By about noon on Sept. 22, the U.S. markets were all down nearly 3%. The S&P/TSX composite index was doing even worse, down about 3.3%.
Investors may be itching to pull the trigger and sell their stocks, but perhaps people can take comfort in knowing that, historically, September is always the market’s worst month.
According to Marketwatch, on average the Dow Jones industrial index falls about 1.13% in September. Since 1971, the Nasdaq has fallen an average of 1.02% during the month, while since 1950, the S&P 500 has dropped an average of 0.69% in September.
As of today, though, this month has been a lot worse than the average. The S&P 500 has fallen about 7%; the DJIA is down 7.4%; Nasdaq is down 4.29%, while the S&P/TSX has dropped the most—a whopping 9.4%.
Some people believe that September is the worst month for two reasons: people come back from vacation and start trading again, and many portfolio managers sell out of losing positions because their fund companies report year ends that month.
So even if the economy wasn’t in turmoil, it’s likely your portfolio would be down. But, of course, what we’re seeing now is much different. The main reason for the late-September market dump is because the Federal Reserve announced that it would, once again, purchase long-term Treasury bonds, about $400-billion dollars worth. It’s also selling more short-term government debt.
The U.S. government has done this twice before and it hasn’t had the positive economic impact that most people had hoped.

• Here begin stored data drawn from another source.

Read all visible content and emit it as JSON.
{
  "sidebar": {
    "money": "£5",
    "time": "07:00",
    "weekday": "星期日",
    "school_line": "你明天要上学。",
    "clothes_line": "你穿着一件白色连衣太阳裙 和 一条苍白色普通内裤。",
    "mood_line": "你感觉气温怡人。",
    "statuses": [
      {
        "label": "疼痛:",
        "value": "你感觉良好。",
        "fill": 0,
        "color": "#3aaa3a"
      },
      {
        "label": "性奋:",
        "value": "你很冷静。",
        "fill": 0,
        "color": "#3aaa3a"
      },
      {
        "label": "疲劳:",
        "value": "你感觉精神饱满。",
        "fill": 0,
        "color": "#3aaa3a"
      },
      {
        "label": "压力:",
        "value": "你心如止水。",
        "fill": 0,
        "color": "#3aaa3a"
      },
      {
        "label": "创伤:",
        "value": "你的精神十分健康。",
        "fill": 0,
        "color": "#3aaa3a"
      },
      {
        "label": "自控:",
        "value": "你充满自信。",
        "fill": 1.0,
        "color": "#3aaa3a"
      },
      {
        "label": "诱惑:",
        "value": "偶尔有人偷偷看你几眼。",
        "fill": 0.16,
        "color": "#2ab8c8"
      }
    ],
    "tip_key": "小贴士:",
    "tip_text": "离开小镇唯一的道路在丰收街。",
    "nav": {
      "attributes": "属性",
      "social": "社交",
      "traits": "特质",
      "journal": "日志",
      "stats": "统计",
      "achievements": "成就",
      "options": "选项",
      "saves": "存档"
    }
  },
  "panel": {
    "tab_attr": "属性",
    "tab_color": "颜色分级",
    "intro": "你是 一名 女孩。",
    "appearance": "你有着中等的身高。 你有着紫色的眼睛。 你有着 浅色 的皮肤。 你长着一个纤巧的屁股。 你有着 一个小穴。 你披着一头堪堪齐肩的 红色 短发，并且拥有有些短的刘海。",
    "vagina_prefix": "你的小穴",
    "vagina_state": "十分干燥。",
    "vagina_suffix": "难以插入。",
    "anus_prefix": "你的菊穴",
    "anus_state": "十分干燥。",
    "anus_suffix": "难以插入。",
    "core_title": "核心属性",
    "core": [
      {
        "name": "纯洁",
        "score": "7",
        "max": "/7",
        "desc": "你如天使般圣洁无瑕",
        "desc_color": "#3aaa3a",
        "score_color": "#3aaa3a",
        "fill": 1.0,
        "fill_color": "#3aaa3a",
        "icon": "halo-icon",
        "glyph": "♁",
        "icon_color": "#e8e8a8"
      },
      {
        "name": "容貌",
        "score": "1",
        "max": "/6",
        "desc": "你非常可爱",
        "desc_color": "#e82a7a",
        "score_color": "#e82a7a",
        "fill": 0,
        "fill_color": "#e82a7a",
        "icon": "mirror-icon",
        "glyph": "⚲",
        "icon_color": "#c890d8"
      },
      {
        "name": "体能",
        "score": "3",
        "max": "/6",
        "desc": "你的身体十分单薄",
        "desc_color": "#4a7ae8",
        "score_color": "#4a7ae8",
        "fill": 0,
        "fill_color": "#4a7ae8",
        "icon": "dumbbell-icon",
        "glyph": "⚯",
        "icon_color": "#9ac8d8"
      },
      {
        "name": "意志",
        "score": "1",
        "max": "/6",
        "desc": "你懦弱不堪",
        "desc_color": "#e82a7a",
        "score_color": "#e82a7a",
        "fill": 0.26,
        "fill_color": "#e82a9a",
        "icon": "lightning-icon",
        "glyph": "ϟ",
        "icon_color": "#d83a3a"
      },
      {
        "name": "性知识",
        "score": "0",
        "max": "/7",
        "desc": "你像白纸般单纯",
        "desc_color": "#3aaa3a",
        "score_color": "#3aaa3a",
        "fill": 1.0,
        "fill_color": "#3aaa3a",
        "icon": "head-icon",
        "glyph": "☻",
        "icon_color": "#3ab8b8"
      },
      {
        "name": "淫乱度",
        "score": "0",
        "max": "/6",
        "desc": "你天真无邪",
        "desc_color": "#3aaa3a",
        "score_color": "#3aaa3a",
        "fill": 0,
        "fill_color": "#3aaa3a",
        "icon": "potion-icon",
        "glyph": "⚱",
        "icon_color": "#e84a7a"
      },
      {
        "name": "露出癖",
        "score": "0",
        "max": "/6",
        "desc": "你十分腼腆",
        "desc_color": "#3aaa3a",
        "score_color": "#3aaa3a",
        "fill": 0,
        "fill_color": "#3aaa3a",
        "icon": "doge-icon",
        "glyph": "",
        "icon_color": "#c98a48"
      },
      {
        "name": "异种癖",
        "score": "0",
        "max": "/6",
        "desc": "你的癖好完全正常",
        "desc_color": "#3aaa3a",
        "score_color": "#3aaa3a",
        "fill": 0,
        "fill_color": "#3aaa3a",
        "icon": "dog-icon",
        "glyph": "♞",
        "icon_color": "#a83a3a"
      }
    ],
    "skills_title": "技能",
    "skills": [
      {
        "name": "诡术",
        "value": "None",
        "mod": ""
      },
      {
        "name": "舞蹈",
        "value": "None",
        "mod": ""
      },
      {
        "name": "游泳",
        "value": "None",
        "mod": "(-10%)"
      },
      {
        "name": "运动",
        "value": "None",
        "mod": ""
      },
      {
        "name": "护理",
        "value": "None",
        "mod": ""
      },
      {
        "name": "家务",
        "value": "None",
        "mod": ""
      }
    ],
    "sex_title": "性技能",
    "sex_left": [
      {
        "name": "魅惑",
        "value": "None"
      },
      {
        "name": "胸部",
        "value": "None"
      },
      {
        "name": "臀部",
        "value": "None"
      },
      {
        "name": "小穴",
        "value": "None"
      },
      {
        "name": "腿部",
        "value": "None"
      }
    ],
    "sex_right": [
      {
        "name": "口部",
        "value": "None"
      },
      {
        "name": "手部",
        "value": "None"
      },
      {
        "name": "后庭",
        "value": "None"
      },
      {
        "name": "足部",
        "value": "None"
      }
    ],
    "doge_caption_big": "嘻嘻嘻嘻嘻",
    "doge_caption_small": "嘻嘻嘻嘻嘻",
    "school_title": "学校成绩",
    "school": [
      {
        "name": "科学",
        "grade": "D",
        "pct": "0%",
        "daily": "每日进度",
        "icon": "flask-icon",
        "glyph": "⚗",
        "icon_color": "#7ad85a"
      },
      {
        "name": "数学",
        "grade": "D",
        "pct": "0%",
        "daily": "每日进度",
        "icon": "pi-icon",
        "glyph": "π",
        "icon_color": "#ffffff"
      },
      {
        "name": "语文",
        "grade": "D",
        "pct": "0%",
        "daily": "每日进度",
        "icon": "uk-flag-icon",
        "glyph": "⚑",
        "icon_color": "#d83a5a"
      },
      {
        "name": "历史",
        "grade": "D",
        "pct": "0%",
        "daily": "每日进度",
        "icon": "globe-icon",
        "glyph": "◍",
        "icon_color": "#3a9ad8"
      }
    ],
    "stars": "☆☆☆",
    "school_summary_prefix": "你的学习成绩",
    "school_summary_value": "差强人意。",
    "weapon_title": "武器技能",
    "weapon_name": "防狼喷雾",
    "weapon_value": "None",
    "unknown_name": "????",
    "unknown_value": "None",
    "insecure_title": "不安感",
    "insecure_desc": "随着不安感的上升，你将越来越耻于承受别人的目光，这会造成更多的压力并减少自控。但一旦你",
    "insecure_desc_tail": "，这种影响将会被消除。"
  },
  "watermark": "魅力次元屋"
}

So when the Fed announced on Sept. 21 that it was buying more bonds, it didn’t help assuage anyone’s fears. In fact, it made people more nervous—many think the U.S. is grasping for solutions to its economic woes.
Clark Yingst, chief market analyst with investment firm Joseph Gunnar told The New York Times that improving access to cheap credit—the bond buy has pushed long-term interest rates lower—may not even be the problem. Lower interest rates, he says, could make banks want to lend less.
“It could backfire,” he told the Times.
With Europe’s economic crisis worsening too—Italy was just downgraded by S&P and many people seem to think Greece is on the verge of default—it’s anyone’s guess as to whether the coming months will be even worse than this September.
If history’s any indication though, be prepared for a dismal October. It’s the month that’s seen the largest market crashes.
On Oct. 29, 1929, the Dow fell by 12.8%, starting the depression. On Oct. 19, 1987, the Dow fell 22.6%. Incredibly, North American markets also crashed in October 2008—between Oct. 6 and 10 the Dow fell about 18%.
So hang on to your stocks, it’s likely the bumpy ride won’t be over for a while—at least until November.